Jason Henderson pictured during his presentation at the public forum Iowa State held during the search for a new Vice President for Extension and Outreach.

Jason Henderson will begin as Iowa State’s new Vice President for Extension and Outreach on April 3, nine months after the announcement of the current Vice President for Extension and Outreach John Lawrence’s retirement.

Henderson comes to Iowa State from Purdue University in Indiana where he served as the Senior Associate Dean in the College of Agriculture and Director of Purdue Extension. Before Purdue, Henderson held various positions in the Federal Reserve Bank of Kansas City between 1998 and 2013.

Henderson said the ultimate value of extension and outreach programs manifests in positive impacts in the daily lives of people across the state and country.

“The progress that we’ve made in society and how we’ve made life better is by the ability to bring new technologies, new information and new insights to help farmers and families and businesses make better decisions for their lives,” Henderson said. “That’s the power of extension and how it brings out the land grant university to have impact in every community.”

Henderson said the overall quality of Iowa State’s Extension and Outreach influenced his decision to apply for the job.

“Iowa State has one of the premier extension systems in the country,” Henderson said. “An opportunity to lead a great organization that has tremendous impacts in communities all across the state, whether it’s helping farmers, to families, to businesses, I think that for me is just a great opportunity.”

Born in Arlington, Iowa, Henderson said one added benefit of starting at Iowa State is being closer to his hometown and re-engaging with his roots.

Another positive aspect of Iowa State’s extension system that Henderson pointed out is county-based delivery. Iowa State is said to be a 99-county campus because of its connections to communities across the state through the extension and outreach system.

“What also makes it unique is they have a network of regional specialists all across the state,” Henderson said. “So, these three layers of Iowa State Extension of having county delivery, campus specialists and this regional network of specialists out there, I think, really makes Iowa State University’s extension system unique and very strong.”

Henderson said the strength of extension systems depends entirely on the strength of relationships between every community. In order to ensure a positive impact from work in extension, Henderson said he would dedicate the beginning of his time at Iowa State to developing relationships with various community members and extension people.

“I think my first responsibility is to go out and meet people where they’re at, to relearn the state of Iowa,” Henderson said. “And just hearing from people, what are some stresses that they might be having in their families or farms or businesses, but also hearing about what are the opportunities and the needs that they have.”

Henderson is a seasoned extension professional with a background in agriculture and economics. According to an Inside Iowa State article, Henderson received his bachelor’s degree in economics from Central College in Pella, Iowa, and earned a master’s and Doctorate from Purdue University in agricultural economics.

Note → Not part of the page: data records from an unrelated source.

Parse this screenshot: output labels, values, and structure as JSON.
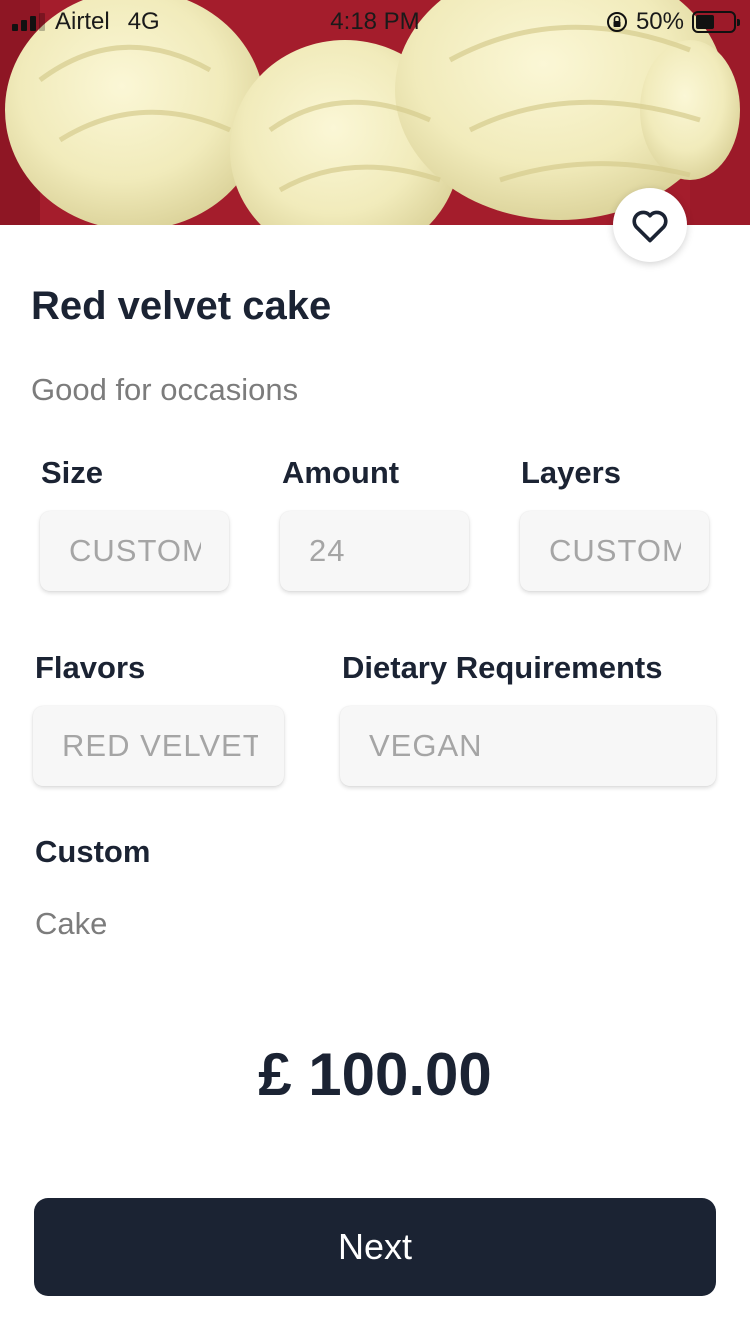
{
  "status_bar": {
    "carrier": "Airtel",
    "network": "4G",
    "time": "4:18 PM",
    "battery": "50%",
    "battery_level": 0.5
  },
  "product": {
    "title": "Red velvet cake",
    "subtitle": "Good for occasions"
  },
  "options": {
    "size": {
      "label": "Size",
      "value": "CUSTOM"
    },
    "amount": {
      "label": "Amount",
      "value": "24"
    },
    "layers": {
      "label": "Layers",
      "value": "CUSTOM"
    },
    "flavors": {
      "label": "Flavors",
      "value": "RED VELVET"
    },
    "dietary": {
      "label": "Dietary Requirements",
      "value": "VEGAN"
    },
    "custom": {
      "label": "Custom",
      "value": "Cake"
    }
  },
  "price": "£ 100.00",
  "next_label": "Next",
  "icons": {
    "favorite": "heart-outline-icon",
    "orientation_lock": "orientation-lock-icon"
  },
  "colors": {
    "primary_dark": "#1b2333",
    "muted_text": "#7c7c7c",
    "field_placeholder": "#a5a5a5",
    "field_background": "#f7f7f7"
  }
}
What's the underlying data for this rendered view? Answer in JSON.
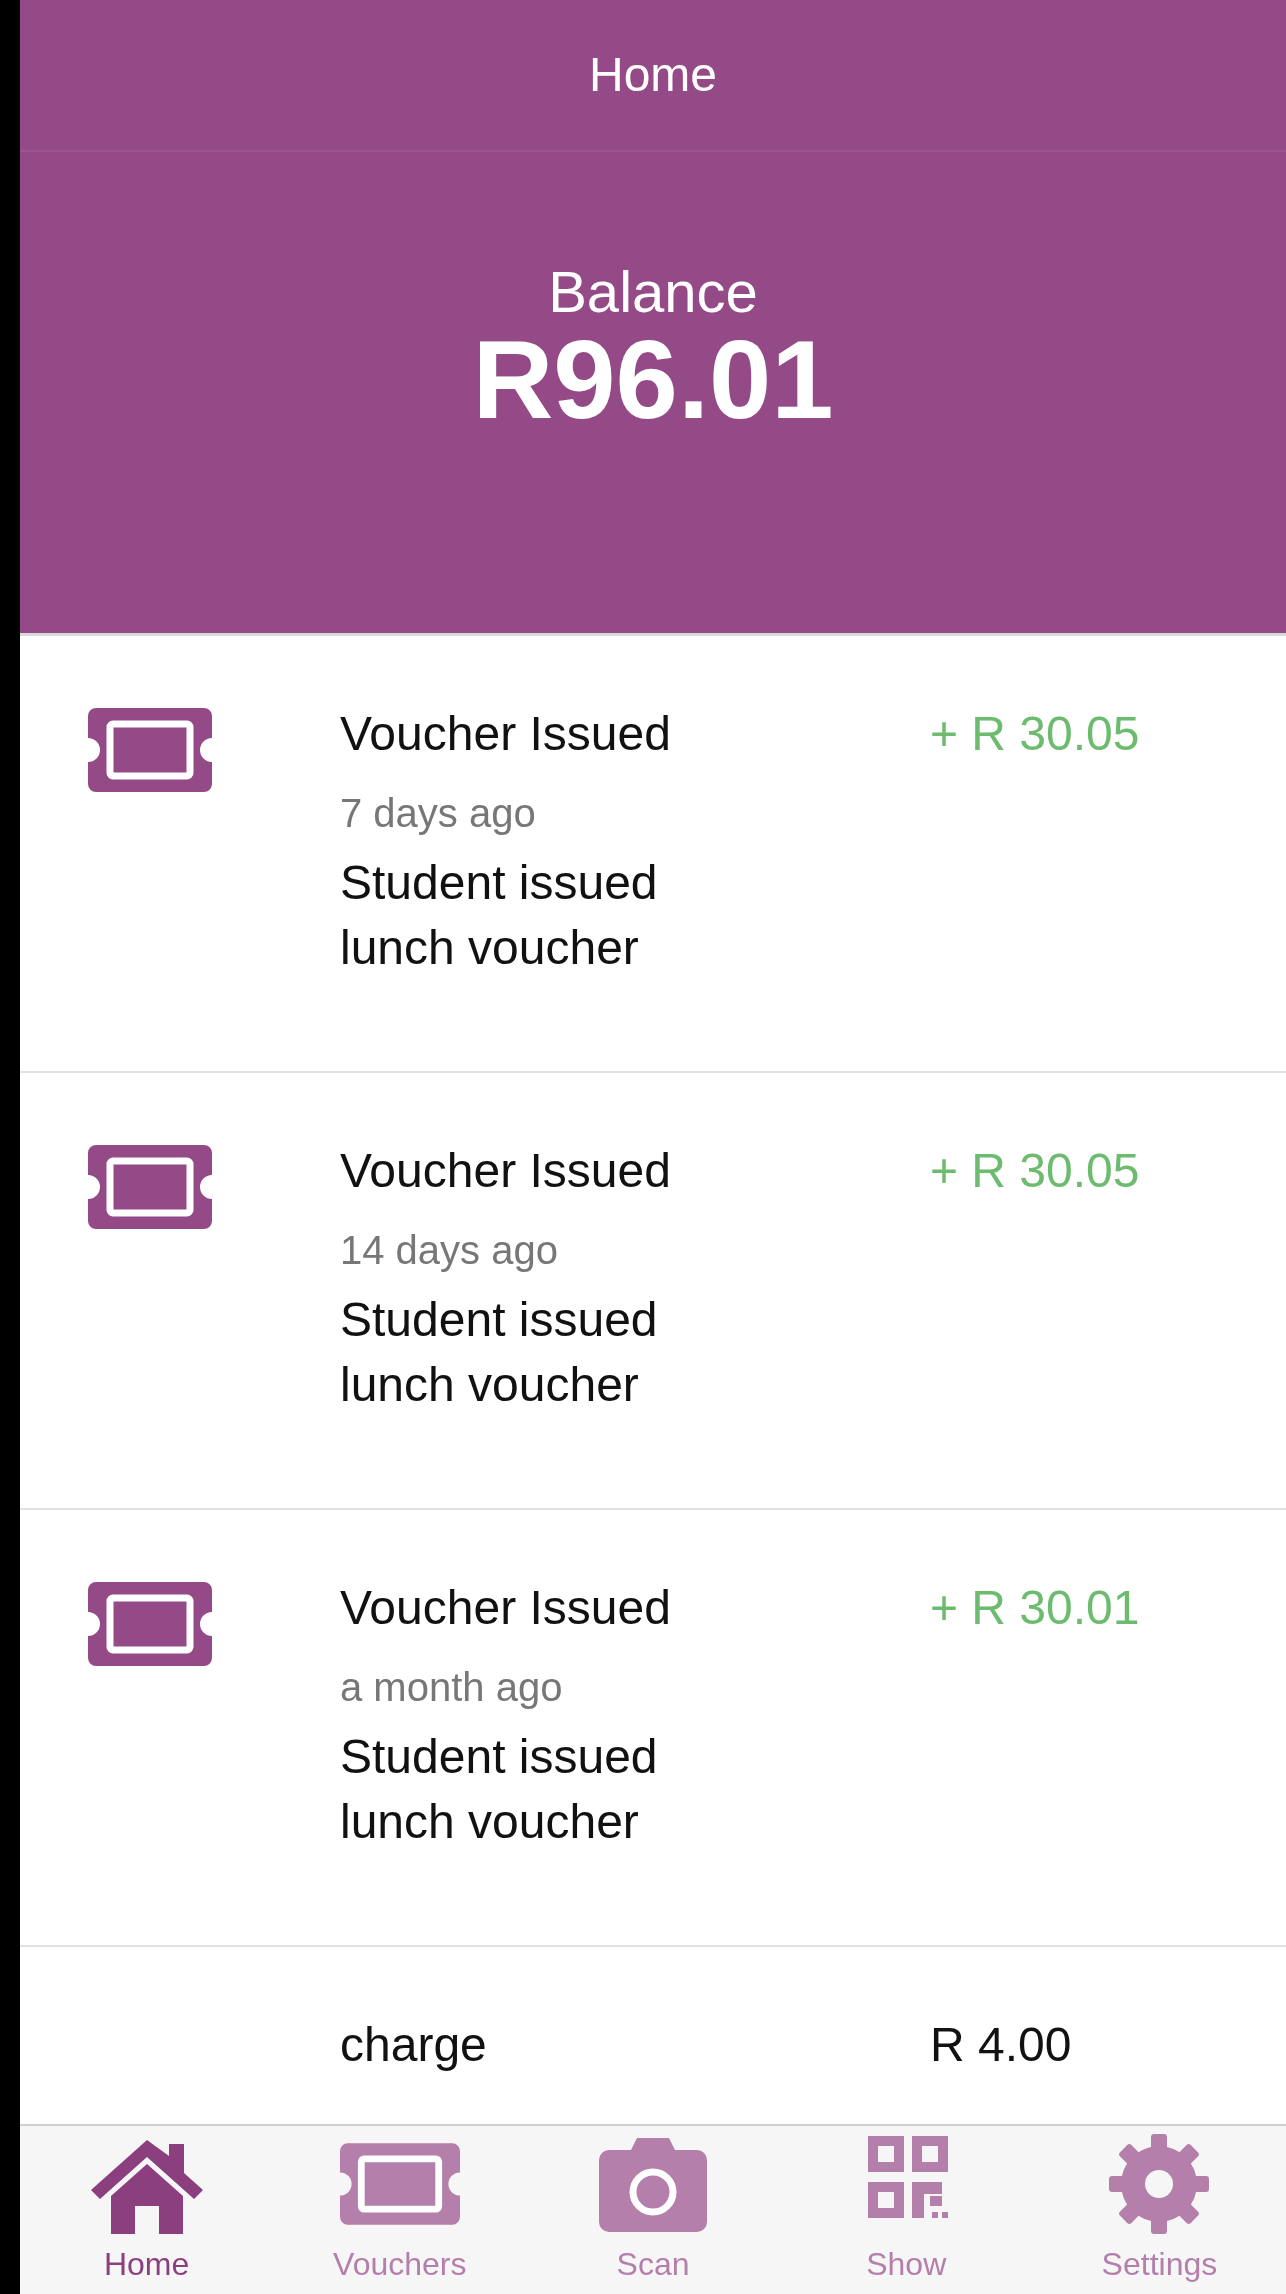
{
  "nav": {
    "title": "Home"
  },
  "balance": {
    "label": "Balance",
    "amount": "R96.01"
  },
  "transactions": [
    {
      "kind": "voucher",
      "title": "Voucher Issued",
      "time": "7 days ago",
      "description": "Student issued lunch voucher",
      "amount": "+ R 30.05"
    },
    {
      "kind": "voucher",
      "title": "Voucher Issued",
      "time": "14 days ago",
      "description": "Student issued lunch voucher",
      "amount": "+ R 30.05"
    },
    {
      "kind": "voucher",
      "title": "Voucher Issued",
      "time": "a month ago",
      "description": "Student issued lunch voucher",
      "amount": "+ R 30.01"
    },
    {
      "kind": "charge",
      "title": "charge",
      "amount": "R 4.00"
    }
  ],
  "tabs": [
    {
      "label": "Home",
      "selected": true
    },
    {
      "label": "Vouchers",
      "selected": false
    },
    {
      "label": "Scan",
      "selected": false
    },
    {
      "label": "Show",
      "selected": false
    },
    {
      "label": "Settings",
      "selected": false
    }
  ]
}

Henderson also said his experience at the Federal Reserve Bank fits in closely with the work being done by extension systems at universities. While at the Federal Reserve, Henderson said he was mindful of how to strengthen local, rural and agricultural economies and how to deliver the information communities need to thrive.

“What I found was the biggest difference between those communities that thrive and those that struggle were they had amazing leaders and then had access to information and resources and insights to make better decisions, whether it’s for their families, whether it’s for their farms, or whether it was for a mainstream business,” Henderson said. “For me, that’s the job of extension.”

Henderson said he looks forward to working to bring new research and technologies to the agricultural sector, strengthening families through various programs and helping to develop communities and support small towns.

“I think a lot of this is society evolves, whether we like it or not, many different ways,” Henderson said. “So for us, our role in extension is how do we help people evolve with society, and how do we use those different tools that emerged to help improve our lives?”